Rolf Abrahamsohn war 13 Jahre alt, als er und seine Familie von Soldaten Hitlers aus Marl vertrieben wurden – in ein sogenanntes Judenhaus nach Recklinghausen. Er war 14, als er das erste Mal Zwangsarbeit leisten musste. Mit 16, wurde er mit seiner Mutter nach Riga ins KZ Kaiserwald deportiert. Sie starb dort.

Abrahamsohn überlebte die anschließende Deportation in das KZ Stutthof nach Danzig und auch die Zwangsarbeit im KZ-Außenkommando Brüllstraße in Bochum, wo er zur Rüstungsproduktion und Bombenräumung gezwungen wurde – in einem Krieg, der gegen ihn geführt wurde.

Befreit wurde er 1945 zum Ende des Kriegs im KZ Theresienstadt. Da war Rolf Abrahamsohn 20 Jahre alt. Die wichtigsten Jahre seines Lebens bis dahin hatten ihm Nationalsozialisten gewaltsam geraubt.

Trotzdem kehrte er nach Marl zurück, wollte überlebende Verwandte finden. Der Krieg und die Gräueltaten der Nazis hatten niemanden übrig gelassen.
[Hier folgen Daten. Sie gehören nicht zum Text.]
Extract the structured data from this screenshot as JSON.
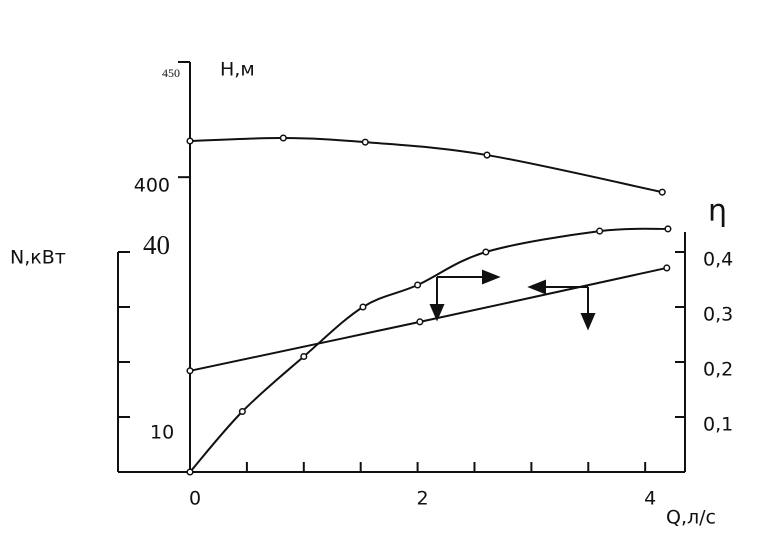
{
  "chart_data": {
    "type": "line",
    "xlabel": "Q,л/с",
    "ylabel": "H,м",
    "y2label": "η",
    "y3label": "N,кВт",
    "xlim": [
      0,
      4.35
    ],
    "xticks": [
      0,
      2,
      4
    ],
    "x_minor_ticks": [
      0.5,
      1,
      1.5,
      2.5,
      3,
      3.5
    ],
    "ylim": [
      272,
      450
    ],
    "yticks": [
      400,
      450
    ],
    "y2lim": [
      0,
      0.45
    ],
    "y2ticks": [
      {
        "value": 0.1,
        "label": "0,1"
      },
      {
        "value": 0.2,
        "label": "0,2"
      },
      {
        "value": 0.3,
        "label": "0,3"
      },
      {
        "value": 0.4,
        "label": "0,4"
      }
    ],
    "y3lim": [
      0,
      40
    ],
    "y3ticks": [
      10,
      40
    ],
    "y3_minor_ticks": [
      0,
      20,
      30
    ],
    "series": [
      {
        "axis": "y",
        "color": "#111111",
        "x": [
          0,
          0.82,
          1.54,
          2.61,
          4.15
        ],
        "values": [
          415.7,
          417,
          415.2,
          409.6,
          393.5
        ]
      },
      {
        "axis": "y3",
        "color": "#111111",
        "x": [
          0,
          2.02,
          4.19
        ],
        "values": [
          18.4,
          27.3,
          37.1
        ]
      },
      {
        "axis": "y2",
        "color": "#111111",
        "x": [
          0,
          0.46,
          1.0,
          1.52,
          2.0,
          2.6,
          3.6,
          4.2
        ],
        "values": [
          0,
          0.11,
          0.21,
          0.3,
          0.34,
          0.4,
          0.438,
          0.442
        ]
      }
    ]
  }
}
Aber aufgeben war nichts für Abrahamsohn, der die Terrorherrschaft der Nationalsozialisten überlebte. Er baute in Marl das Geschäft wieder auf, das seinem Vater 1938 genommen wurde. Abrahamsohn wurde erfolgreicher Unternehmer.

Der KZ-Überlebende wollte immer, dass seine Geschichte erzählt wird. Und er wollte sie selber erzählen. Vierzehn Jahre lang war er Vorsitzender der Jüdischen Gemeinde Recklinghausen-Bochum, die er selbst mit aufbaute. Er war aktiv in der christilich-jüdischen Verständigung. Besonders wichtig war ihm der Kontakt zu jungen Menschen. Er berichtete als Zeitzeuge in Schulen über die Erfahrungen, die er als Jude in Deutschland machte. Denn nur erinnern und aufklären verhindert, dass das, was ihm angetan wurde, wieder passiert.

Rolf Abrahamsohn wurde 96 Jahre alt. Er verstarb im vergangenen Dezember. Am heutigen Tag des Gedenkens an die Opfer des Nationalsozialismus wollen wir an ihn erinnern und seine Worte achten. Deshalb heißt es heute: Nie wieder!